West and Brazil were working hard and unmindful of the time. They had just pulled up to the federally subsidized housing project of Earle Village and entered apartment 121, where there were suspicious signs of money. A computer was on the coffee table, along with a lot of cash, a calculator, and a pager. An elderly woman was composed on the couch, her raging old drunk boyfriend dancing in front of her, his finger parried at her. Police were in the room, assessing the problem.
"She pulled a.22 revolver on me!" the boyfriend was saying.
"Ma'am," West said.
"Do you have a gun?"
"He was threatening me," the woman told Brazil.

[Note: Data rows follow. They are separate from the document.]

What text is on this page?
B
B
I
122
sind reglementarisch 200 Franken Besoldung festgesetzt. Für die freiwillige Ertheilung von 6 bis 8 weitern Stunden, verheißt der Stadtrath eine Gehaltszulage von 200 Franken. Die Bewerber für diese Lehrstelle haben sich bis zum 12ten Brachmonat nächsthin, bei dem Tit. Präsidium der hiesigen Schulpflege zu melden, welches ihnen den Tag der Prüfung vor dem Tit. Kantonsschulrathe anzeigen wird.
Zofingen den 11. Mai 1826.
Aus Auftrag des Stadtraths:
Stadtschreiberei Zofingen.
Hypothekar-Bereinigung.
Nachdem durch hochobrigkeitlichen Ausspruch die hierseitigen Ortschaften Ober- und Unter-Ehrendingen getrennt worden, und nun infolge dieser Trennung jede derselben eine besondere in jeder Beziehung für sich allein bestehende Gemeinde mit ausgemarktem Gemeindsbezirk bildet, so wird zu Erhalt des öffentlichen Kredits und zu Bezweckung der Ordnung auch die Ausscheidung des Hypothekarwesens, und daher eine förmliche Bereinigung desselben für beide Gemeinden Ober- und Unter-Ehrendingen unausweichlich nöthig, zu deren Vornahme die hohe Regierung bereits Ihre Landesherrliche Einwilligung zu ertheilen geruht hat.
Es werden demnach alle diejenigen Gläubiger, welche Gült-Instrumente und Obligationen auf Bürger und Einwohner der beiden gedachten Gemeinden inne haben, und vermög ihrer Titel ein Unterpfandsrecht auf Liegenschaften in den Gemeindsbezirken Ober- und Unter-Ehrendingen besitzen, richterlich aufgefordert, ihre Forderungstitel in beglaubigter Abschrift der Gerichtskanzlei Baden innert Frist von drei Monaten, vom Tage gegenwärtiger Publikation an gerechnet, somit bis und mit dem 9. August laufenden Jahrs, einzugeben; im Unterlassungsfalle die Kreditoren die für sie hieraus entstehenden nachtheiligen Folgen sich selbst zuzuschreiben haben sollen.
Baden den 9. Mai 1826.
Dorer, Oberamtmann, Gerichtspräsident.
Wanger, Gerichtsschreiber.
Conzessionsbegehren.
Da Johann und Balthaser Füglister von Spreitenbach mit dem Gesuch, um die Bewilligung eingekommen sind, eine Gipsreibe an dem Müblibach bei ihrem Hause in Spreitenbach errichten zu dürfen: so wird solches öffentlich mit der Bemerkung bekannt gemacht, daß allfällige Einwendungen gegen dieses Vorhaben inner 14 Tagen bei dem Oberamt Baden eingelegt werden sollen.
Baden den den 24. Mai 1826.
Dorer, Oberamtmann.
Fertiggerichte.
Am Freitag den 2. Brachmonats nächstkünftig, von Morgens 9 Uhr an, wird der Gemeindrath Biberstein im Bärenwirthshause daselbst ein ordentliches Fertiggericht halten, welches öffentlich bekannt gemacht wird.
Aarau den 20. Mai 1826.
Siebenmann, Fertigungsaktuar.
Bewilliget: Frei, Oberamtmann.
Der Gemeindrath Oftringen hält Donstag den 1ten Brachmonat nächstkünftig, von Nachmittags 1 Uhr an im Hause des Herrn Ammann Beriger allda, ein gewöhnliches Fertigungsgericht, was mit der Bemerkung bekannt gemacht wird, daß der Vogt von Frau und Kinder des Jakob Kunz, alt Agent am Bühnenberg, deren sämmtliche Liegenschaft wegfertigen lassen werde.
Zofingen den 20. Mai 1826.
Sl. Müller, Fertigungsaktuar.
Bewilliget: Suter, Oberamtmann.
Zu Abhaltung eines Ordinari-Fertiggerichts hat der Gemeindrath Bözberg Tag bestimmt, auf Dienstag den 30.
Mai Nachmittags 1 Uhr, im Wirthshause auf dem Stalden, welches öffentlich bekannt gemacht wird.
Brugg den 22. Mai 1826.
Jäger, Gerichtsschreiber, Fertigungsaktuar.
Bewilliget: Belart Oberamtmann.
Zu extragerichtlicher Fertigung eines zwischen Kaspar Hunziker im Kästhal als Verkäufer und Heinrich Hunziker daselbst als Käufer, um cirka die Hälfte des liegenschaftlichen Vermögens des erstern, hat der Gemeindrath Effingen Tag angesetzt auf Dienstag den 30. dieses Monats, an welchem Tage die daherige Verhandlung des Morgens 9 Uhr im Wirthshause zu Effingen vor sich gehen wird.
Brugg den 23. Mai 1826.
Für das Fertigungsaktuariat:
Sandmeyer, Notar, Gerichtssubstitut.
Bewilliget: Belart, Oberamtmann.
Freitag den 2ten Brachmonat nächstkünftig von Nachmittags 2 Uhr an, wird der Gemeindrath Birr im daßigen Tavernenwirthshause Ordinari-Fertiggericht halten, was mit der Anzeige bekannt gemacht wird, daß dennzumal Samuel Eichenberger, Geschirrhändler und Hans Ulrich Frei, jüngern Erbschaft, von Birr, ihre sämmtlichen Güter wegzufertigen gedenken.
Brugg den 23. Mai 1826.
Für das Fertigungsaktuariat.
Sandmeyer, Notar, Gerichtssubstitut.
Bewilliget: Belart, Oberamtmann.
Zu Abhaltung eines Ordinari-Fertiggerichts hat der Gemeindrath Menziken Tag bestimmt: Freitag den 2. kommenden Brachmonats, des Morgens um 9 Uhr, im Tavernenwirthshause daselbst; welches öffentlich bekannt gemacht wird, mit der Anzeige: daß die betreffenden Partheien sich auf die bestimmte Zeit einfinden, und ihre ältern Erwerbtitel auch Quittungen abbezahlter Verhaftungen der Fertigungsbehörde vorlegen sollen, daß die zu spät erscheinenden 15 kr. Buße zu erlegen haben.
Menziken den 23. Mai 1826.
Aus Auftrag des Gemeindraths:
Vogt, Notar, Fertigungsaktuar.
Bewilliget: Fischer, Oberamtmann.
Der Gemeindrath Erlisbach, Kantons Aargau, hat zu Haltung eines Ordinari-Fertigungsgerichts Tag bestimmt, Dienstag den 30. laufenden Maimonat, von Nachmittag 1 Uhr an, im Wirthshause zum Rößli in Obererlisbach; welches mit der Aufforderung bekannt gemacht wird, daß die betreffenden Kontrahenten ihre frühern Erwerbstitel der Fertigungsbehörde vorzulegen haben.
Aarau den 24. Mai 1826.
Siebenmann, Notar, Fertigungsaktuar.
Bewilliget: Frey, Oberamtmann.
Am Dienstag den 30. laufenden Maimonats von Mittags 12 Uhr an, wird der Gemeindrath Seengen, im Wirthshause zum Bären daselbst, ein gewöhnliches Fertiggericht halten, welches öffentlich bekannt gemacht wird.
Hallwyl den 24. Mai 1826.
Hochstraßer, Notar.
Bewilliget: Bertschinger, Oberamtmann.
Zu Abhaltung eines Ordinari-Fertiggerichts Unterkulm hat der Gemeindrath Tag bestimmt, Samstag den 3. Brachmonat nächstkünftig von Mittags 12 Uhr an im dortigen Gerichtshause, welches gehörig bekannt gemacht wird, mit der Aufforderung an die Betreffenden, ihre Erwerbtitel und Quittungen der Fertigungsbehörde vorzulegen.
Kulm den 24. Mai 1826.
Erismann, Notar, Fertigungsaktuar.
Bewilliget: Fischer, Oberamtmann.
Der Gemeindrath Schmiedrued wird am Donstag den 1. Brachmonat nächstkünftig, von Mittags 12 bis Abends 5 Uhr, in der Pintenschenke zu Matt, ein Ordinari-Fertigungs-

Her name was Rosa Tinsley, and she was neither drunk nor excited. In fact, she didn't get this much attention except once a week, when the police came. She was having a fine time. Billy could just hop around, threaten away, like he always did when he went to the nip joint and lost money in poker.
"Come in here doing all his drug deals," Rosa went on to Brazil.
"Gets drunk and says he's gonna cut my throat."
"Are there drugs here?" West asked.
Rosa nodded at Brazil, and gestured toward the back of the house.
"The shoe box in my closet," she announced.
Chapter Fourteen
There were many shoe boxes in Rosa's closet, and West and Brazil went through all of them. They found no drugs, the boyfriend was evicted, and Rosa was rewarded with instant gratification. West and Brazil headed back to their car. Brazil felt they had accomplished a good thing. That rotten, stinking, besotted old man was out of there. The poor woman would have some peace. She was safe.
"I guess we got rid of him," Brazil commented with pride.
"She was just scaring him, like she does once a week," West replied.
"They'll be back together by the time we drive off."
She started the engine, watching the old boyfriend in her rearview mirror. He was standing on the sidewalk, carrying his things, staring at the dark blue Crown Victoria, waiting for it to disappear.
"One of these days he'll probably kill her," West added.
She hated domestic cases. Those and dog bite reports were the most unpredictable and dangerous to the police. Citizens called the cops, and then resented the intervention. It was all very irrational. But perhaps the worst feature of people like Rosa and their boyfriends was the co dependency the inability to do without the other, no matter how many times partners brandished knives and guns, slapped, stole, and threatened. West had a difficult time dealing with people who wallowed in dysfunction, and went from one abusive relationship to the next, never gaining insight, and hurting life. It was her opinion that Brazil should not live with his mother.